Search code examples
regexuppercaselookbehindbibtexbibliography

Regex to capitalize words


I'm using a text editor to capitalize the titles of papers in a references file.

I have a similar structure

...
Title = {Direct synthesis of antimicrobial coatings based on tailored bi-elemental nanoparticles},
journal={APL Mat.},
...

and I want to capitalize only the words in the title section so that it becomes

...
Title = {Direct Synthesis of Antimicrobial Coatings Based on Tailored Bi-Elemental Nanoparticles},
journal={APL Mat.},
...

I tried using the lookbehing regex to search for each word followed by the word "Title" in the following way

(?<=Title)(\b.+?\b)

and I want to substitute it with

\u\1

for each occurrence in the text. However my code only selects the character after the "e" of Title and the "D" of Direct, and cannot find the other occurrences after that.

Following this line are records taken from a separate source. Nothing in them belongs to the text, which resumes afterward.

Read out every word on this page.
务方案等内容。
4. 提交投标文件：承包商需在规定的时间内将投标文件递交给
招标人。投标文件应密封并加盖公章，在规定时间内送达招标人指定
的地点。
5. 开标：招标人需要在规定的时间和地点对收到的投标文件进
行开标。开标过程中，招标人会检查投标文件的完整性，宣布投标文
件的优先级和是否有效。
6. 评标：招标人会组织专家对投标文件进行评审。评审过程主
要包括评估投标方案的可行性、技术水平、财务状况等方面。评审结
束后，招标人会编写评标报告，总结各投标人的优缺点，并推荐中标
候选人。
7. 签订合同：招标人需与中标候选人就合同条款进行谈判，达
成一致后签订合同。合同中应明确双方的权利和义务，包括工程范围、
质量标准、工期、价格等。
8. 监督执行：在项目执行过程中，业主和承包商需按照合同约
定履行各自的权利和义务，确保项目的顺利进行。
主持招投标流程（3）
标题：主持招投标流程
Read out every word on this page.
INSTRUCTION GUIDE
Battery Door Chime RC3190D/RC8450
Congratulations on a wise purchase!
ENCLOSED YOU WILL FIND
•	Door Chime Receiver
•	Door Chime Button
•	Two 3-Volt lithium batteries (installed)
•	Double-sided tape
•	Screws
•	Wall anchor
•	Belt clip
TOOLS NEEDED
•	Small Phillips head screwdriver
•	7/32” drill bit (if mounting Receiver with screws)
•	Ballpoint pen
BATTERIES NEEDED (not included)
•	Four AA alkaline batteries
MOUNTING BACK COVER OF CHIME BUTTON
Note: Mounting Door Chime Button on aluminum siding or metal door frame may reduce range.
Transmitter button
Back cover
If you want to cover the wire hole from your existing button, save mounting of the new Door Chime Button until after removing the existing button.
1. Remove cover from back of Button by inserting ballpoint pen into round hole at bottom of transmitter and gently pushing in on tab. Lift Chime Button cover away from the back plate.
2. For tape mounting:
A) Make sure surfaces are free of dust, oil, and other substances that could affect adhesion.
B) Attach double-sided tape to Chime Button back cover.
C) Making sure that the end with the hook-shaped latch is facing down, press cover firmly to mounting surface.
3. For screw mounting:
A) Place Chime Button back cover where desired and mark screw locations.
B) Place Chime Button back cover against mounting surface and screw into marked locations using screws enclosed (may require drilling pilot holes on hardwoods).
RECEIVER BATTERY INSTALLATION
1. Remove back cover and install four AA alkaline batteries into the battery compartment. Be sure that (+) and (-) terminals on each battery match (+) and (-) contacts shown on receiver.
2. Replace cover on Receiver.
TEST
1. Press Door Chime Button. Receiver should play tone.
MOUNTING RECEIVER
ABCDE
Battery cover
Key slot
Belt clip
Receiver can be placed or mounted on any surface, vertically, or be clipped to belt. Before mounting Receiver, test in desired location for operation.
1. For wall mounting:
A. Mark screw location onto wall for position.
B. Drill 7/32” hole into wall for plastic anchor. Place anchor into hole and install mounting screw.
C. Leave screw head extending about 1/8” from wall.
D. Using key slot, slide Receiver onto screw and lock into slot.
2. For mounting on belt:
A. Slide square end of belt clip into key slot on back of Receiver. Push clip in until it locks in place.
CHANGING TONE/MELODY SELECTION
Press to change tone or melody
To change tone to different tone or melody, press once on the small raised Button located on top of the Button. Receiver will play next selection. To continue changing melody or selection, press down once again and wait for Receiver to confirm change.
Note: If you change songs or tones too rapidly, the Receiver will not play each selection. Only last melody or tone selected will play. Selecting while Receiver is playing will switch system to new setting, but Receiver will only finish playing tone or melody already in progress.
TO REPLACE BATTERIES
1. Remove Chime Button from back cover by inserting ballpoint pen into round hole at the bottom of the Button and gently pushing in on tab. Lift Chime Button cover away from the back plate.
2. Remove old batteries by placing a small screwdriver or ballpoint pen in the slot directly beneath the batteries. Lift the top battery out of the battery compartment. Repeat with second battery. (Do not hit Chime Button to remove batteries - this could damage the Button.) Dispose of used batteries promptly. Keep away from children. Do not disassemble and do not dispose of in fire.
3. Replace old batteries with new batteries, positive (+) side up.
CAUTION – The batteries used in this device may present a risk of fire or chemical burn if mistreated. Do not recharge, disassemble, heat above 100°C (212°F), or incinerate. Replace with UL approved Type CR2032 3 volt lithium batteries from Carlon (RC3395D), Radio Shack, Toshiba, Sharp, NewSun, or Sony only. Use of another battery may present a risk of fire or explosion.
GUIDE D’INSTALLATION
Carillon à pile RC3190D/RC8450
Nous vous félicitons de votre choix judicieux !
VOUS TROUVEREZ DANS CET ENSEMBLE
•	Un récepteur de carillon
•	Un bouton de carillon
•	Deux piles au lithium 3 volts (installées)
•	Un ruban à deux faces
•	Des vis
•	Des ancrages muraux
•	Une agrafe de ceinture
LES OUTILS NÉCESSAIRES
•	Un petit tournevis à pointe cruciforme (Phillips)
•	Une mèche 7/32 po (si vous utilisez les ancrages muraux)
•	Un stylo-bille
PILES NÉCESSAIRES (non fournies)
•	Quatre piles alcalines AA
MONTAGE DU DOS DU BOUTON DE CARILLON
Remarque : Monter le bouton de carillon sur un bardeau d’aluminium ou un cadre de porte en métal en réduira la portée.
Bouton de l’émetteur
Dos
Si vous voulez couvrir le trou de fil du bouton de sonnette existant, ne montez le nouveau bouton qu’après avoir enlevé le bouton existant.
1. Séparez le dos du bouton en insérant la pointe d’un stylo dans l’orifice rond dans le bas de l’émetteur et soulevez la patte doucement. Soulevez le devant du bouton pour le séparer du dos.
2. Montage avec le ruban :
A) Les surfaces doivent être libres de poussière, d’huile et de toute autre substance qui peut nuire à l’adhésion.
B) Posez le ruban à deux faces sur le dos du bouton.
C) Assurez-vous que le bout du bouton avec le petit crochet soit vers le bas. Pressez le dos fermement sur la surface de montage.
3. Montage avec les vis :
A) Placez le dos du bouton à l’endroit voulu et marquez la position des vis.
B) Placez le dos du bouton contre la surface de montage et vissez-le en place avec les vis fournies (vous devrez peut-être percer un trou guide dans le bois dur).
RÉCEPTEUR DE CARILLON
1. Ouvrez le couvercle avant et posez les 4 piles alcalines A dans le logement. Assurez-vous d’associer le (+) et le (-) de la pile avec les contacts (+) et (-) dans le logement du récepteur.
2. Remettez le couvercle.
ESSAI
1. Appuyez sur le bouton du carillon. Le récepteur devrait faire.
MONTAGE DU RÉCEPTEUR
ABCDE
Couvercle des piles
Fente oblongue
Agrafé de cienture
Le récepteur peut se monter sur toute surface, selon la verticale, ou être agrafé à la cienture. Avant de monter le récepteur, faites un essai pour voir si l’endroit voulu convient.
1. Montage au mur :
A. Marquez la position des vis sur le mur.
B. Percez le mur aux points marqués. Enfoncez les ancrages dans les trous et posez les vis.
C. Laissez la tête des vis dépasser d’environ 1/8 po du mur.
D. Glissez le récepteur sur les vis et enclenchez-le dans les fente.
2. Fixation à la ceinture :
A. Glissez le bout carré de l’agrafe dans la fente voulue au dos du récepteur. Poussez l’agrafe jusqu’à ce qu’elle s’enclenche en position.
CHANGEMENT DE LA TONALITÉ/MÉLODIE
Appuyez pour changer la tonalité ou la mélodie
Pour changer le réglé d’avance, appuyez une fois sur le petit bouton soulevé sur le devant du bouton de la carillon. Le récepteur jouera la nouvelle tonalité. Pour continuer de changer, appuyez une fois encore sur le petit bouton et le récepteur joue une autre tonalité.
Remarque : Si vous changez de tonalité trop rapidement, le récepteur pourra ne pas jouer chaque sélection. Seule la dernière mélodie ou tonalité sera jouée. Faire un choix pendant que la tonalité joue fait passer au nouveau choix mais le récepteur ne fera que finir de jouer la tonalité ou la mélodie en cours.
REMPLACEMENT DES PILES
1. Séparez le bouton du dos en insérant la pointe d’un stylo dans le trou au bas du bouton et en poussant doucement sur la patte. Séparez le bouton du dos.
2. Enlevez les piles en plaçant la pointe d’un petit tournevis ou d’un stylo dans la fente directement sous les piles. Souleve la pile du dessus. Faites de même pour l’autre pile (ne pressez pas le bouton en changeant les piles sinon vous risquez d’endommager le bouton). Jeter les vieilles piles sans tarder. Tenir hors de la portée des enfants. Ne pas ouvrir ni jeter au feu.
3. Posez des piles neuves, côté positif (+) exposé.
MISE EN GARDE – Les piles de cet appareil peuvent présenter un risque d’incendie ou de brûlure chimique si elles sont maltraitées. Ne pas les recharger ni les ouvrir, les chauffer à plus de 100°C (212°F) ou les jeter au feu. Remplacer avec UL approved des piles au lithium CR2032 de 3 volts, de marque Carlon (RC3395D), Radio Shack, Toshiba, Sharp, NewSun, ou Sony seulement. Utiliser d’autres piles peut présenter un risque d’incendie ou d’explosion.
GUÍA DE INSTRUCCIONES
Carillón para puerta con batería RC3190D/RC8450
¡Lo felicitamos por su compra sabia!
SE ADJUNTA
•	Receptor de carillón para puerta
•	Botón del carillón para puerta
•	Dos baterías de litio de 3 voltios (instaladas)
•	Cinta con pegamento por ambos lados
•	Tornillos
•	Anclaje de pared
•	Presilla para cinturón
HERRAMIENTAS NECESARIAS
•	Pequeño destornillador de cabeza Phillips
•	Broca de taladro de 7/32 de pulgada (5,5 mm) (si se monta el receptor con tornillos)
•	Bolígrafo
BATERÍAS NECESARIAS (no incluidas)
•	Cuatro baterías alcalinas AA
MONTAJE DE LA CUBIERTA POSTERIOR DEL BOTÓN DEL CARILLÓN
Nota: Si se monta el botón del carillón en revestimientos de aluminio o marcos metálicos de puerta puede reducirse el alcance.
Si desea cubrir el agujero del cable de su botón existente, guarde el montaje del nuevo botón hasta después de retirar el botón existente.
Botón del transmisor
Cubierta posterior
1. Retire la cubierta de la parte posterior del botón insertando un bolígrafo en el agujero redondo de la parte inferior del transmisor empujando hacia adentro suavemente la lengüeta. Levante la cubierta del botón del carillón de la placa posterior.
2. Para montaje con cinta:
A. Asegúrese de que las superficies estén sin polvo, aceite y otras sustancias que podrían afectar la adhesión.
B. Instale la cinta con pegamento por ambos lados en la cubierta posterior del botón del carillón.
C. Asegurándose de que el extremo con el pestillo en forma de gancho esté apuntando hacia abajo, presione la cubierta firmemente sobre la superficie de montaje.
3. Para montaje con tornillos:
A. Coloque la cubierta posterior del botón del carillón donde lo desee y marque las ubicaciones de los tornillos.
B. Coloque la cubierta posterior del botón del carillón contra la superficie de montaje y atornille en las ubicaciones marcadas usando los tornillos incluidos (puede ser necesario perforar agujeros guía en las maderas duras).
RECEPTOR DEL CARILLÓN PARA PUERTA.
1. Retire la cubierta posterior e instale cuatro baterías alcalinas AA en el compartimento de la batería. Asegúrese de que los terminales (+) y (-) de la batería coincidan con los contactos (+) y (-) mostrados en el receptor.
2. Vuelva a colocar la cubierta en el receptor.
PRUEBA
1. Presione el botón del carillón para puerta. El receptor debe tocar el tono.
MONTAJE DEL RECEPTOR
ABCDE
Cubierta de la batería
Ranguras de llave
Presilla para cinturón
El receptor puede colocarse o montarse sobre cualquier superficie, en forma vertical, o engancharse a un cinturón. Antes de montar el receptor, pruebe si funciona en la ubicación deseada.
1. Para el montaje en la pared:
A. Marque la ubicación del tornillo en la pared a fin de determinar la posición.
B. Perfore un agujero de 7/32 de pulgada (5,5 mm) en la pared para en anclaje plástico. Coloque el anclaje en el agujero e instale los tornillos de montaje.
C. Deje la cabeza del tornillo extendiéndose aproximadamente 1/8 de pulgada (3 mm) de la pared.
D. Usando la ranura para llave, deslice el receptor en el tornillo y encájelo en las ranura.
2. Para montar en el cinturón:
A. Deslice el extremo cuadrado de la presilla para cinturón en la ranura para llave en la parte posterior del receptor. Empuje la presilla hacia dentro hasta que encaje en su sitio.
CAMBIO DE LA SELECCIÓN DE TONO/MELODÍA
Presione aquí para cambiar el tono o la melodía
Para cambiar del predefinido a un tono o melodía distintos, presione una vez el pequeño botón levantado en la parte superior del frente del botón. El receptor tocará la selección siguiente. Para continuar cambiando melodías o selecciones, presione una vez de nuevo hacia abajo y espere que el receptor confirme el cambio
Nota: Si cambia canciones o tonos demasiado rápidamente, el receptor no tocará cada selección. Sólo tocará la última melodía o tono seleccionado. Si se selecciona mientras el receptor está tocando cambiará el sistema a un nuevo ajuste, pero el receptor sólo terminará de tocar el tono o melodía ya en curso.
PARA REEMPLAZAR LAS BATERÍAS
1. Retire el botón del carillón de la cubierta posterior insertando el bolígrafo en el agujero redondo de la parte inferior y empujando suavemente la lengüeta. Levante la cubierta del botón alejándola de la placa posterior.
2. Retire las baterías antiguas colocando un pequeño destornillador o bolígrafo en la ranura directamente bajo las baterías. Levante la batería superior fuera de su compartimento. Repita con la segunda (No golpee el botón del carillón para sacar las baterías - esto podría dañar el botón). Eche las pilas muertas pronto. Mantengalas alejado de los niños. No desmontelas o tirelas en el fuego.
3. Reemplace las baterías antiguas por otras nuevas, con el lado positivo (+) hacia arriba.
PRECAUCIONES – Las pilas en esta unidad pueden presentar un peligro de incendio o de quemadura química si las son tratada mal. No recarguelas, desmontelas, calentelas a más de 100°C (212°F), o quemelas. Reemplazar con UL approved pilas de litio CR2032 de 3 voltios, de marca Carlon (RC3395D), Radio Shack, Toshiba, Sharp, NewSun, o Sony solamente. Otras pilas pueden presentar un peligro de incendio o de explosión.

Can you help me? Thank you.


Solution

  • You may use

    (\G(?!^)(?:[^}\n\w]+(?:o[fn]|in|the|by|for|to|and*|a))*[^}\n\w]+|Title\s*=\s*\{)(\w+)
    

    and replace with $1\u$2. See the regex demo (it is slightly modified since regex101 does not seem to support \u operator).

    Details

    • (\G(?!^)(?:[^}\n\w]+(?:o[fn]|in))*[^}\n\w]+|Title\s*=\s*\{) - either of the two alternatives:
      • \G(?!^)(?:[^}\n\w]+(?:o[fn]|in|the|by|for|to|and*|a))*[^}\n\w]+:
      • \G(?!^) - the end of the previous match
      • (?:[^}\n\w]+(?:o[fn]|in))* - 0 or more repetitions of
        • [^}\n\w]+ - 1 or more chars other than }, LF and a word char
        • (?:o[fn]|in|the|by|for|to|and*|a) - of, on or in, etc. (add more words that should be excluded from capitalization here)
      • [^}\n\w]+ - 1 or more chars other than }, LF and a word char
      • | - or
      • Title\s*=\s*\{ - Title, = enclosed with 0+ whitespaces and a {
    • (\w+) - Group 2: one or more word chars.